Consecutive days of blue skies and sunshine coupled with warmer temperatures undoubtedly signal the return of spring, and the dark cloud that seemed to be following me everywhere is finally starting to dissipate. For the past several months, I had succumbed to what my friend has coined a professional depression, which extinguished my curiousity, motivation, and creativity. Living in France was starting to wear on me as well. It’s not easy being so far away from family and friends, especially since it’s been an uphill challenge trying to establish an equally strong social circle here. Consequently, I started to withdraw from pretty much all activities that brought me any sort of pleasure, including cooking.
Since last autumn, my work situation has been slightly difficult and the possibility of finding an exit was rather slim, given the stagnant economy in France that is only further depressed by its rigid labor laws and astronomical taxes that are crippling innovation and the job market. However, things started to look up around the Vietnamese New Year. Though I was enduring what was bordering on harrassment since last fall, I had to bide my time. Here in France, most job announcements typically appear around the beginning of the year. As the new year rolled around though, I was starting to feel a bit antsy because there weren’t a ton of job postings. I was afraid that I would have to succumb to accepting whatever offer just for the sake of leaving my job. Fortunately however, I received an offer that actually interested me. The only downside is that I won’t get to start the new gig until next month, since I currently have a permanent contract, and in France, that usually means that the préavis, or required notice period, is 1-3 months.
Without a job search consuming all of my time and energy anymore, I can finally focus on other things again! My husband and I had signed up to take the CAP de Cuisine exam this June, which is geared towards students who would like to puruse a culinary career. Though I am not looking to change careers, I thought that this would be a great way to immerse myself in French cuisine and to learn proper culinary techniques. Instead of the traditional educational route towards obtaining the BAC and continuing on to college, students who take the CAP de Cuisine exam usually follow a 2 year program that prepares them for working in the food industry. Not only do they learn culinary techniques and the French classics, they also learn about the science of ingredients, how to manage a kitchen (e.g., ordering ingredients) and a restaurant as well as food safety.
Part of my exam preparation consists of learning basic techniques and mastering the classic French dishes from Cuisine de Référence, which is the quintessential teaching/reference book for French cuisine. I started by learning the various types of French pastry dough, such as pâte brisée, pâte sablée, pâte feuilletée, etc. As a first dish, I chose one of the easiest dishes to prepare, a quiche. Quiches are incredibly versatile and you can add essentially whatever ingredients you like. They are typically made with a pâte brisée, which is a cinch to make. I’m not sure what the equivalent dough is in English, but the closest translation that I found is shortcrust dough, which I’ve never heard of before.

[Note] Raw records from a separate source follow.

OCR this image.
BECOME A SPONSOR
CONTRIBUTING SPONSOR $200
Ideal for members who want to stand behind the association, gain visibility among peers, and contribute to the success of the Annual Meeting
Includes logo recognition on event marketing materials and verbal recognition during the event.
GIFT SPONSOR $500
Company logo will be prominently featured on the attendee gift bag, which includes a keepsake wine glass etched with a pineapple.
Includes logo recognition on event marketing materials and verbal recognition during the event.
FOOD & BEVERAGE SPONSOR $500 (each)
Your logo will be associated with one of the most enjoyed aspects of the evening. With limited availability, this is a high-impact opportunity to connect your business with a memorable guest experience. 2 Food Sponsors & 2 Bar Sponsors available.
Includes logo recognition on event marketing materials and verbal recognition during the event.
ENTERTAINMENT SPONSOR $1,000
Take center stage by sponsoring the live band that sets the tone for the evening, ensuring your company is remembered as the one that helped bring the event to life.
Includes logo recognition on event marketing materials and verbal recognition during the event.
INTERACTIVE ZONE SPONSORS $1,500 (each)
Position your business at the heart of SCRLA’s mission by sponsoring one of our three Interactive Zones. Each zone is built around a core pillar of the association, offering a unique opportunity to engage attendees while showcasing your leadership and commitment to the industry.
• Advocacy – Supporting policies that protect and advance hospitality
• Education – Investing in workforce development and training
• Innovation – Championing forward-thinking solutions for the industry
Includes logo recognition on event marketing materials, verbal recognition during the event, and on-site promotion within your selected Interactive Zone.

The reference book is great in that it presents base recipes and indicates how they could be modified. The quiche lorraine is the most basic of quiches, so I used that base recipe to inspire my own. Instead of adding bacon, I used some tasty mushrooms and fresh spinach that I had bought from the weekly outdoor market in our neighborhood. They were a perfect combination and it couldn’t have possibly been easier to throw together. Now, I just can’t believe that I have been living in France for this long without having ever made a quiche before!
By the way, if you don’t already use a scale for cooking, I highly recommend making the switch from measuring cups to a scale to measure ingredients. A scale became an integral part of my kitchen years ago when I started dabbling with French pastries while I was still living in Austin. Since then, my results have been much more consistent, particularly when making pastries, which generally require a high level of precision.
|Quiche aux champignons et epinards
1. In a mixing bowl, combine the flour, salt, water and butter. Mix the ingredients with your hands and knead the dough a few times, being careful not to overwork the dough. Form a ball with the dough, cover it with saran wrap, and place it in the fridge for about an hour.
1. Reduce the oven to 180°C.
*Julia Child’s Mastering the Art of French Cooking has a fantastic illustrated section demonstrating how to properly roll pastry dough and to place it onto a pan.